すると、瞬時に表示は切り替わり、新しい画面が浮かんだ。そこにはこう書かれていた。
――――――――――――――――――――
【能力名】 神の魔眼
第一魔眼 【転移眼】
行ったことがある場所。見えている場所に転移することができる。1mにつきオーラを1消費する。建物の中や密閉空間であっても転移することができる。
――――――――――――――――――――
「おお!! この転移眼ってやつはたぶん瞬間移動のことだな!! すげぇ!! 瞬間移動があればいろいろな技ができるぞ!! 普段使いにも便利だし。まさしくチート能力だな!! これやっばいだろ!! 神様ぁぁああーーーーーーーーーーーありがとうございまあああああああああああああす!!」
転移能力を手に入れた瞬間、俺はあまりの嬉しさに叫んでしまう。
「うおおおおおおおおおーーーーーーーーーー!! 瞬間移動だ!! やったぁあああーーーーーーーーーーーーーーーーーーーーーーーーーーーー!!」
俺は興奮を抑えきれずろくに説明を見ないまま叫び続ける。草原に倒れむと、しばらくの間奇声を発しながら右へ左へ転がり続けた。
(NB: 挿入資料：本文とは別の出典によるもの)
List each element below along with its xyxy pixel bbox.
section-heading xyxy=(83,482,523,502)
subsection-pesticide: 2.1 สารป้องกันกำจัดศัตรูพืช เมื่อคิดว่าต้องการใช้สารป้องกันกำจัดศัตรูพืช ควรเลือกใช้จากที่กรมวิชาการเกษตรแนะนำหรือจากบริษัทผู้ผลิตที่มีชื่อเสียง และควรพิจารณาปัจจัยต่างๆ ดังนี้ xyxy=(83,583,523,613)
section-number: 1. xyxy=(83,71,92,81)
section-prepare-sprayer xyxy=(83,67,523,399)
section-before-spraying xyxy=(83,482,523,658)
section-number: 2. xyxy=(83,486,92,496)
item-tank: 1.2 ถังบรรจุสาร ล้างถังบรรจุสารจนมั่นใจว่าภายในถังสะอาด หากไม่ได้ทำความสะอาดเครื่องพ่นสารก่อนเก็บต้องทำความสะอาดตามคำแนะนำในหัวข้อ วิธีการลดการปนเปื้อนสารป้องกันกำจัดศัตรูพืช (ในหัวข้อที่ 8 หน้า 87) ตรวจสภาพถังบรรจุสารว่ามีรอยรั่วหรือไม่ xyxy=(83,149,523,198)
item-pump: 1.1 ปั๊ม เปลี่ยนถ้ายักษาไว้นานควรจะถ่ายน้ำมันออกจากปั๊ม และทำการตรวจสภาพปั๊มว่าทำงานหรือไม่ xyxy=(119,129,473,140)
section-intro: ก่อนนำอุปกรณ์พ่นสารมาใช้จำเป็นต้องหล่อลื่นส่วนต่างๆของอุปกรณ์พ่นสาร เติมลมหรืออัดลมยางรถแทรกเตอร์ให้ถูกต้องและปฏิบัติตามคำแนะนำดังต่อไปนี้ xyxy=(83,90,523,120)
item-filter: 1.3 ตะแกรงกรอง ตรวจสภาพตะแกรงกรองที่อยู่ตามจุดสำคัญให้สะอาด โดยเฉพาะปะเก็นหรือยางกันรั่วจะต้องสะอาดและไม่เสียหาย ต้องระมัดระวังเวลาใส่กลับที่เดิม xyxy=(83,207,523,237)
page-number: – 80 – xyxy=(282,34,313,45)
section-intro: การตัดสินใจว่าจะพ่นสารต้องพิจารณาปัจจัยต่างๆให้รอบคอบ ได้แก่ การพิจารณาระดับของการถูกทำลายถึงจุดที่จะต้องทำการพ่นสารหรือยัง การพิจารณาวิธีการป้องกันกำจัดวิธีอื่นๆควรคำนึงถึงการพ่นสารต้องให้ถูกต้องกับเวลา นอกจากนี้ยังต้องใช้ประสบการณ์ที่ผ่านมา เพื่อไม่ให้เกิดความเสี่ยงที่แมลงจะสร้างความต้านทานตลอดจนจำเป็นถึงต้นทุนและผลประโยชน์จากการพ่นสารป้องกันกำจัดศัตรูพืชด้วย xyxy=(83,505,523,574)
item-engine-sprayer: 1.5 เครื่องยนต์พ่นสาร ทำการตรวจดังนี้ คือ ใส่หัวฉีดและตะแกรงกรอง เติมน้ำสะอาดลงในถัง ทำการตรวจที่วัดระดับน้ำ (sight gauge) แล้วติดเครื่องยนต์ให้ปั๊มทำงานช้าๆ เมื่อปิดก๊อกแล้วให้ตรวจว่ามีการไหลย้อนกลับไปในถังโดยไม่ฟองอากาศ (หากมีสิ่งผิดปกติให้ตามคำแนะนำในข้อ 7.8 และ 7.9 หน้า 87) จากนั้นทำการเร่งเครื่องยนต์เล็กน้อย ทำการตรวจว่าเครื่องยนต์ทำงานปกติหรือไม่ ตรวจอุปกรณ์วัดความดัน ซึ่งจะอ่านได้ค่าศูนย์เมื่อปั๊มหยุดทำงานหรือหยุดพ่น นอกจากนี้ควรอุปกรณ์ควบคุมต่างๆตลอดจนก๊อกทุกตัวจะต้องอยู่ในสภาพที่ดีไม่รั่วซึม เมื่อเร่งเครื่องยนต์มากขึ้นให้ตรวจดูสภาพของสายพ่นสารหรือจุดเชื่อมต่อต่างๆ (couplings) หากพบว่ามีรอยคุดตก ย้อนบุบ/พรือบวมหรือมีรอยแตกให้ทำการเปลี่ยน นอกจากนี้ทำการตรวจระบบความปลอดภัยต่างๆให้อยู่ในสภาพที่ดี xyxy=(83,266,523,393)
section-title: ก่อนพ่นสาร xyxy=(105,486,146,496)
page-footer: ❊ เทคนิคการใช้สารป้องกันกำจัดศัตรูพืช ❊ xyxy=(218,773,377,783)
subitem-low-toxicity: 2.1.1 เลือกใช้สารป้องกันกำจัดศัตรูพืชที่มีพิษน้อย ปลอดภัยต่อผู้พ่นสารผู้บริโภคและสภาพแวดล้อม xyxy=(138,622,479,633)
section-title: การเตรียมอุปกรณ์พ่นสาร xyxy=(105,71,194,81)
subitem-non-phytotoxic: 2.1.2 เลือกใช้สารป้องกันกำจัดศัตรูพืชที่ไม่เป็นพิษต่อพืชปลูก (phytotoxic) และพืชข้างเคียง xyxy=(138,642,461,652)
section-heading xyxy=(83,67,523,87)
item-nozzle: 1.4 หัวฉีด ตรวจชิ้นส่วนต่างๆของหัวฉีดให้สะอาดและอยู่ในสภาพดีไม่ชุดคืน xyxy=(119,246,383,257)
「はぁはぁ。さっそく使ってみるか。いや、まだ説明を全部読んでいなかったな。なになに……」
喜び過ぎたためか少し息が切れてしまった。ただの一般人だった俺が突然、瞬間移動なんて能力を手に入れたのだ。めちゃくちゃ喜んでしまうのも無理はないだろう。
「えっ? 1m移動するのにたった1のオーラ消費でいいの? 今の俺のオーラ量が10万だから100㎞も移動できるじゃん!! コスパ良すぎだろ! すげえぇぇぇ!!!」
(さっそく使ってみるか……。んっ?)
【所持能力】画面を閉じようとしていると、転移眼の説明が書かれている文章の下にまだページが続いていることが分かった。俺が表示画面を下にスクロールしていくと信じられない文章が目に飛び込んできた。
―――――――――――――――――――――
【能力名】 神の魔眼
第一魔眼 【転移眼】
行ったことがある場所。見えている場所に転移することができる。 1mにつきオーラを1消費する。建物の中や密閉空間であっても転移することができる。
第二魔眼 【???】 8レベルで開放
第三魔眼 【???】 16レベルで開放
第四魔眼 【???】 24レベルで開放
第五魔眼 【???】 32レベルで開放
第六魔眼 【???】 40レベルで開放
第七魔眼 【???】 48レベルで開放
第八魔眼 【???】 56レベルで開放
第九魔眼 【???】 64レベルで開放
第十魔眼 【???】 72レベルで開放
―――――――――――――――――――――
「……………………………………………………………………………えっ?」
驚きのあまりすぐには声が出なかった。確かに神様は能力は一つではないと言っていた。でも、まさか10種類もあるとは思わなかった。
「神様ぁあああああああああああ。あんた天才だよ!!! あなたこそ最高の男だよ!!! イケおじっ!! いや、イケ神だよ、イケ神っ!! イケ神様っ!! 本当にありがとうございまぁぁぁぁぁす!!!!」
嬉しすぎてどんなにお礼を言っても言い足りない。今すぐ神様の元に戻って思いきり抱きしめたいほどだった。俺は、神様に向かって角度90度の完璧なお辞儀をした。きっと見ていてくれることだろう。